Sabancı University Political Science PhD. student Aylin Aydın will present the study titled “Explaining Public Confidence in the Judiciary: The interaction between structural and behavioral determinants of confidence” that she co-authored with Eser Şekercioğlu, in 68th  Annual Midwest Political Science Association Conference. (22-25 April, 2010-Chicago)

Abstract:

Public confidence in the courts is a crucial component of judicial legitimacy without which the functioning of the legal system, the rule of law and ability of the courts to manage public and political conflicts would be harmed. We know little about the factors that can explain the variation in public attitudes toward the judiciary in a truly comparative setting. In addition the interaction of systemic, macro level factors and individual level determinants of confidence has been largely overlooked in the literature.

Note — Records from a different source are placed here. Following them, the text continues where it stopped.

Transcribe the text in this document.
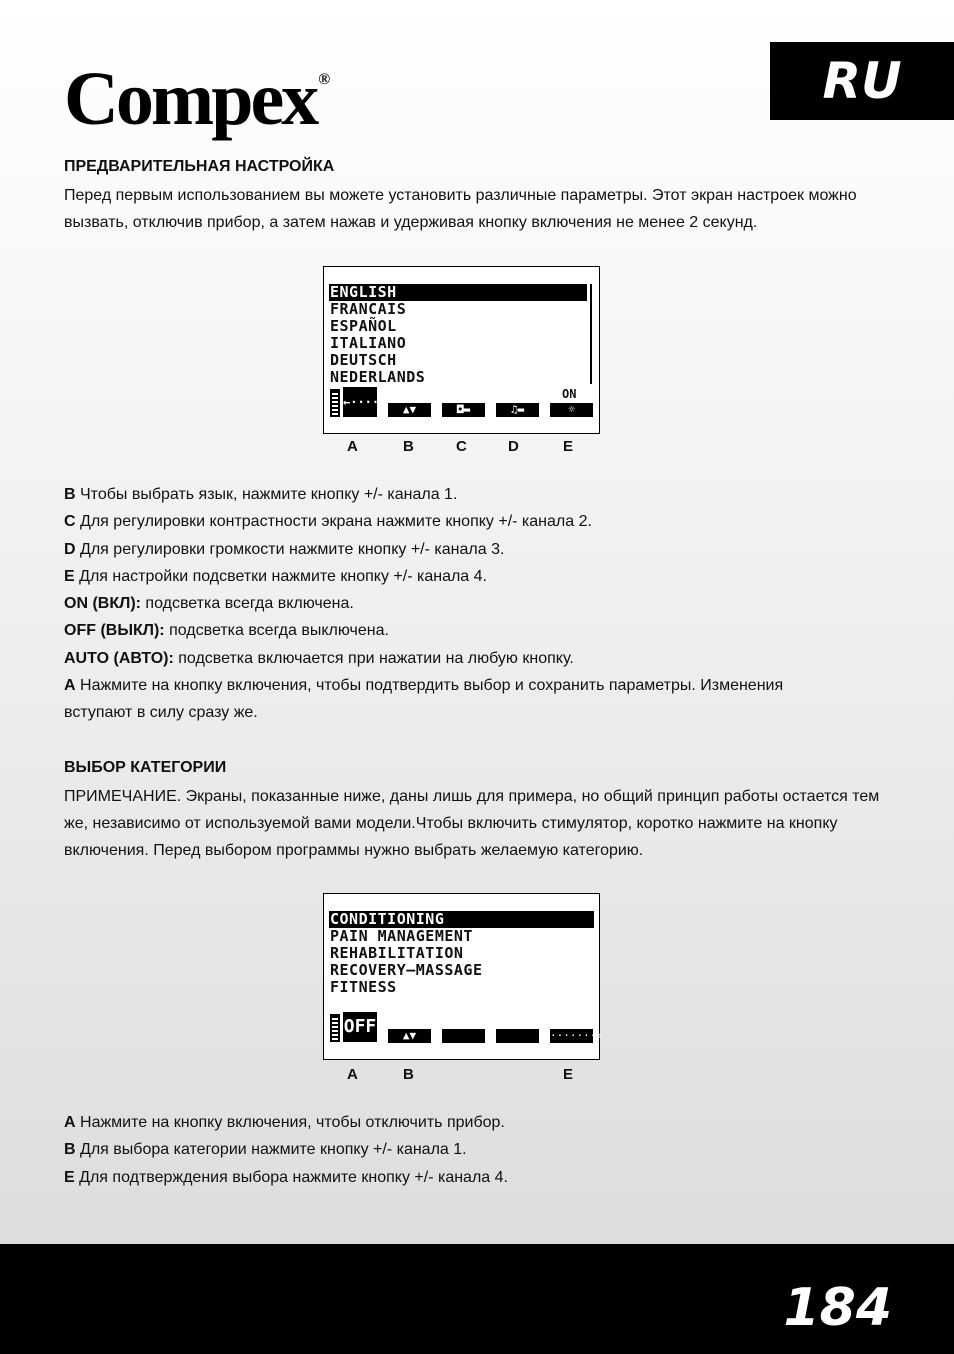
Compex ®	RU
ПРЕДВАРИТЕЛЬНАЯ НАСТРОЙКА
Перед первым использованием вы можете установить различные параметры. Этот экран настроек можно вызвать, отключив прибор, а затем нажав и удерживая кнопку включения не менее 2 секунд.
ENGLISH
FRANCAIS
ESPAÑOL
ITALIANO
DEUTSCH
NEDERLANDS
←·····
▲▼	◘▬	♫▬
ON
☼
A	B	C	D	E
B Чтобы выбрать язык, нажмите кнопку +/- канала 1.
C Для регулировки контрастности экрана нажмите кнопку +/- канала 2.
D Для регулировки громкости нажмите кнопку +/- канала 3.
E Для настройки подсветки нажмите кнопку +/- канала 4.
ON (ВКЛ): подсветка всегда включена.
OFF (ВЫКЛ): подсветка всегда выключена.
AUTO (АВТО): подсветка включается при нажатии на любую кнопку.
A Нажмите на кнопку включения, чтобы подтвердить выбор и сохранить параметры. Изменения
вступают в силу сразу же.
ВЫБОР КАТЕГОРИИ
ПРИМЕЧАНИЕ. Экраны, показанные ниже, даны лишь для примера, но общий принцип работы остается тем же, независимо от используемой вами модели.Чтобы включить стимулятор, коротко нажмите на кнопку включения. Перед выбором программы нужно выбрать желаемую категорию.
CONDITIONING
PAIN MANAGEMENT
REHABILITATION
RECOVERY–MASSAGE
FITNESS
OFF	▲▼	·······›
A	B	E
A Нажмите на кнопку включения, чтобы отключить прибор.
B Для выбора категории нажмите кнопку +/- канала 1.
E Для подтверждения выбора нажмите кнопку +/- канала 4.
184
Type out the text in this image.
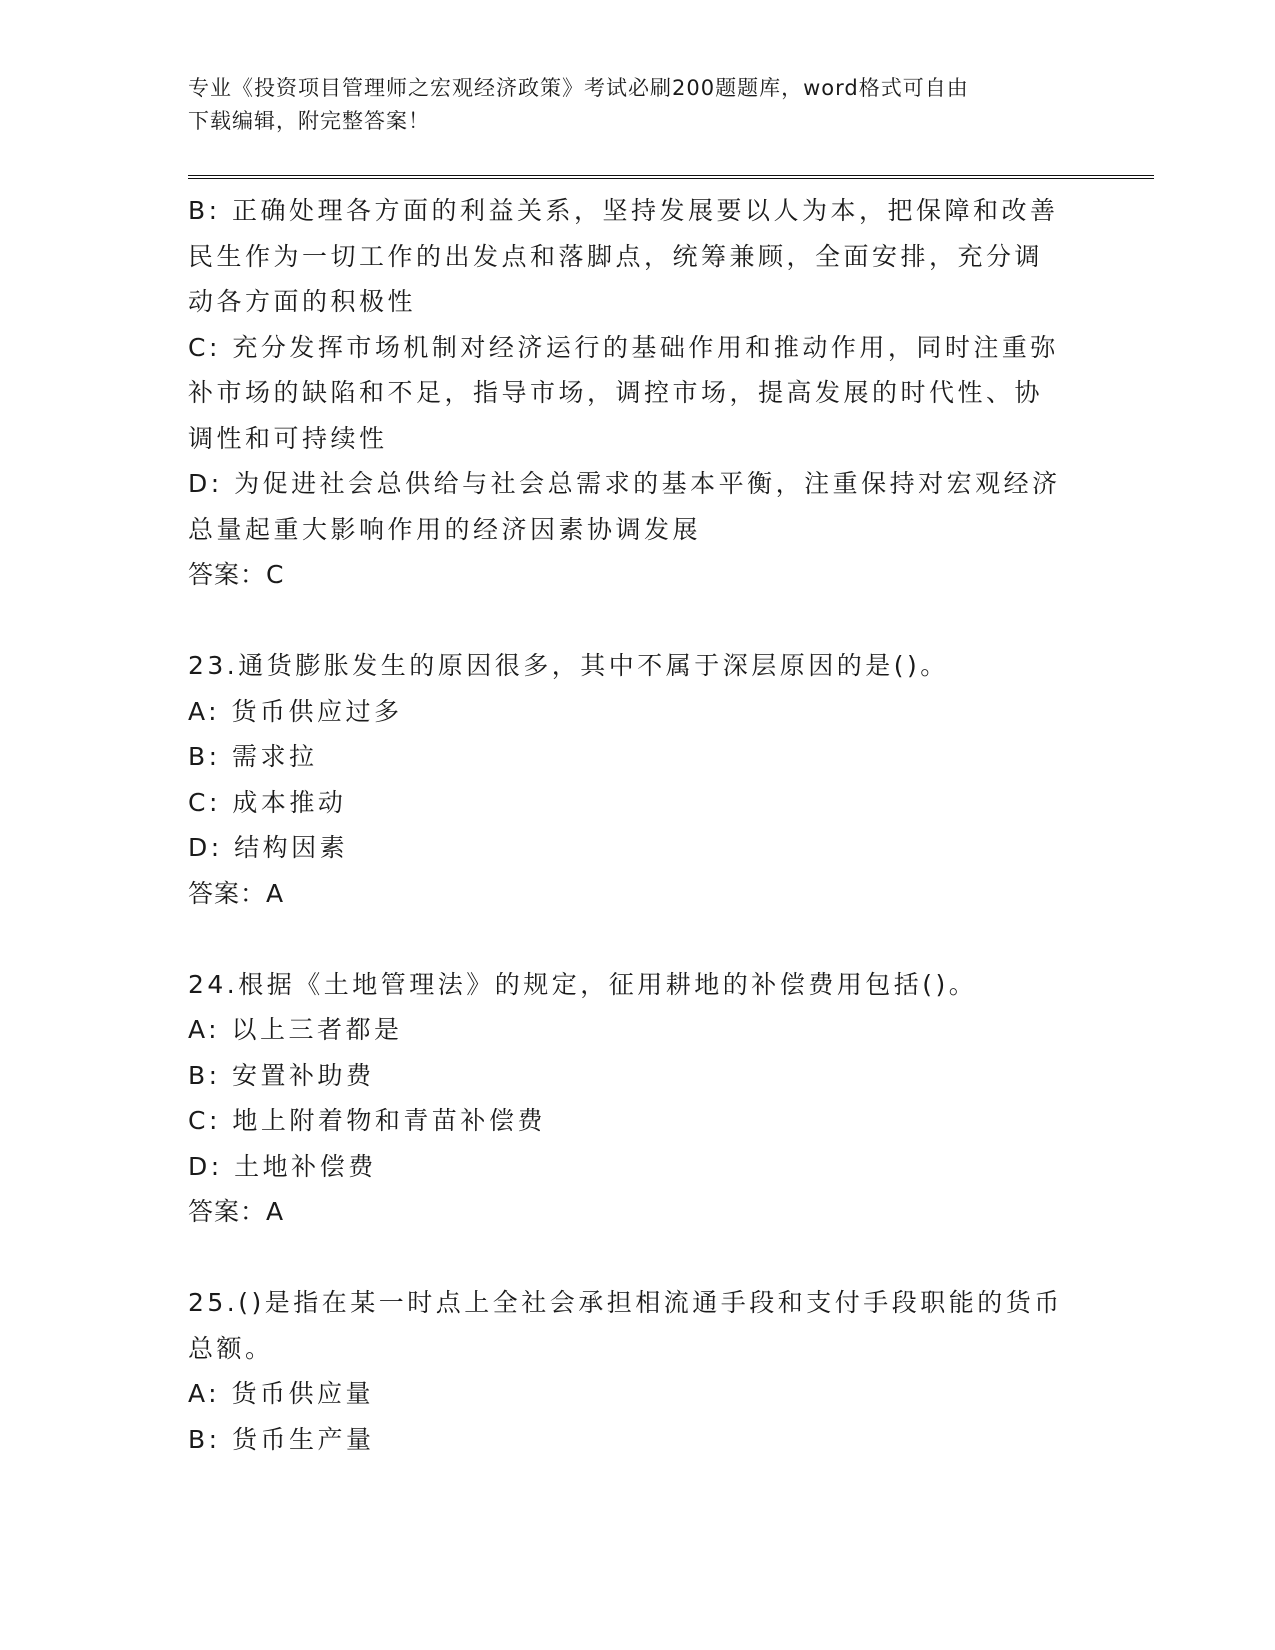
专业《投资项目管理师之宏观经济政策》考试必刷200题题库，word格式可自由
下载编辑，附完整答案！
B: 正确处理各方面的利益关系，坚持发展要以人为本，把保障和改善
民生作为一切工作的出发点和落脚点，统筹兼顾，全面安排，充分调
动各方面的积极性
C: 充分发挥市场机制对经济运行的基础作用和推动作用，同时注重弥
补市场的缺陷和不足，指导市场，调控市场，提高发展的时代性、协
调性和可持续性
D: 为促进社会总供给与社会总需求的基本平衡，注重保持对宏观经济
总量起重大影响作用的经济因素协调发展
答案：C
23.通货膨胀发生的原因很多，其中不属于深层原因的是()。
A: 货币供应过多
B: 需求拉
C: 成本推动
D: 结构因素
答案：A
24.根据《土地管理法》的规定，征用耕地的补偿费用包括()。
A: 以上三者都是
B: 安置补助费
C: 地上附着物和青苗补偿费
D: 土地补偿费
答案：A
25.()是指在某一时点上全社会承担相流通手段和支付手段职能的货币
总额。
A: 货币供应量
B: 货币生产量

Using World Values Survey (2005-2006) data for 53 countries and various other data sources, our aim is to provide a large scale cross-national study and demonstrate whether country level factors affect/moderate the impact individual level factors and in what ways. Using a random-coefficient model we find that the effect of some of the key individual level determinants of confidence in institutions – education, values, social status – is contingent on the characteristics of the polity individuals live and the performance of the judicial system. More specifically, in democracies with high performance judicial systems variables like education and political participation have a positive impact on confidence, whereas in less stable democracies with less well established institutional frameworks higher political awareness leads to increased cynicism about the system. In short, we demonstrate that the effects of individual level factors are modified by country level factors.